Autologous infusion of BMMNC in Diabetic Complications
BMMNCs also play a role in attenuating the complications of T1DM and T2DM . In a study by Wu, et al., results from 8-year follow up after the co-transplantation of autologous BMMNCs and umbilical cord MSCs reduced incidence of T1DM chronic complications was observed [31]. Similarly, Gaipov, et al. revealed that the infusion of autologous BMMNCs improved nephropathy in patients with T1DM [32]. Further, findings from a phase I trial showed that intravitreal injection of autologous BMMNCs inhibited the progression of hereditary retinal dystrophy [41].

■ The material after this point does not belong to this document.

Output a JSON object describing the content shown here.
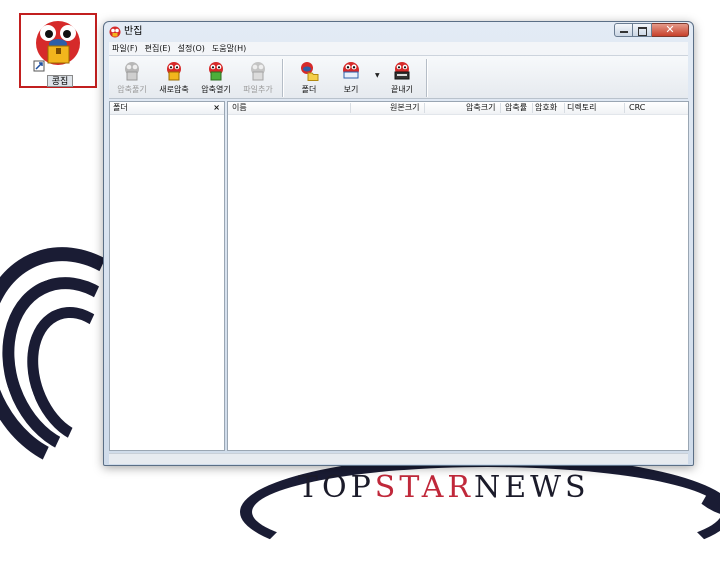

BMMNCs therapy has also be shown to relieve foot ulcers and critical limb ischemia in both T1DM and T2DM [42-45]. According to a study by Gu, et al [33], a single IV infusion of autologous BMMSCs in patients with non-proliferative diabetic retinopathy improved visual acuity and central macular and subfield thickness, with decreased fasting blood glucose and hypersensitive C-reactive protein levels. Al Demour, et al. [34] reported intracavernous autologous BMMSCs as a safe and effective treatment for diabetic patients with erectile dysfunction. Similarly, studies by Dash, et al [35] and Lu, et al [36] demonstrated that the topical application of BMMSCs in patients with chronic diabetic foot ulcers promoted blood flow and resulted in decreases pain during walking, reduced wound size and decreased ulcer recurrence rate. The role of BMMSCs in curing critical limb ischemia [37] and recurrent lower limb bullosis diabeticorum [38] in patients with T2DM was also reported. However, it was also reported that the function of BMMSCs might be compromised with a long-term exposure to chronic inflammation [46-52] or reduced due to a long history of T2DM and obesity [53-56], although these side effects need to be confirmed and explored further in future research.
Conclusion
BMMNCs and its components of BMHSCs and BMMSCs have the capacity to treat diabetes and diabetes-related complications. Several studies have been performed and different approaches have been explored. Preliminary research has shown that autologous infusion of bone marrow stem cells is feasible, safe, and effective. In the future, rigorous RCT data using larger groups and longer-term follow-up, with more comparisons between studies may be needed to standardize and optimize autologous bone marrow stem cell infusion therapies for diabetes and other diseases.
Funding
This research was funded by internal support from Betacure, Utah.
Acknowledgments
The authors acknowledge the support from the Department of Surgery at University of California Irvine for their support of this manuscript.
Conflicts of Interest
The authors declare no conflict of interest.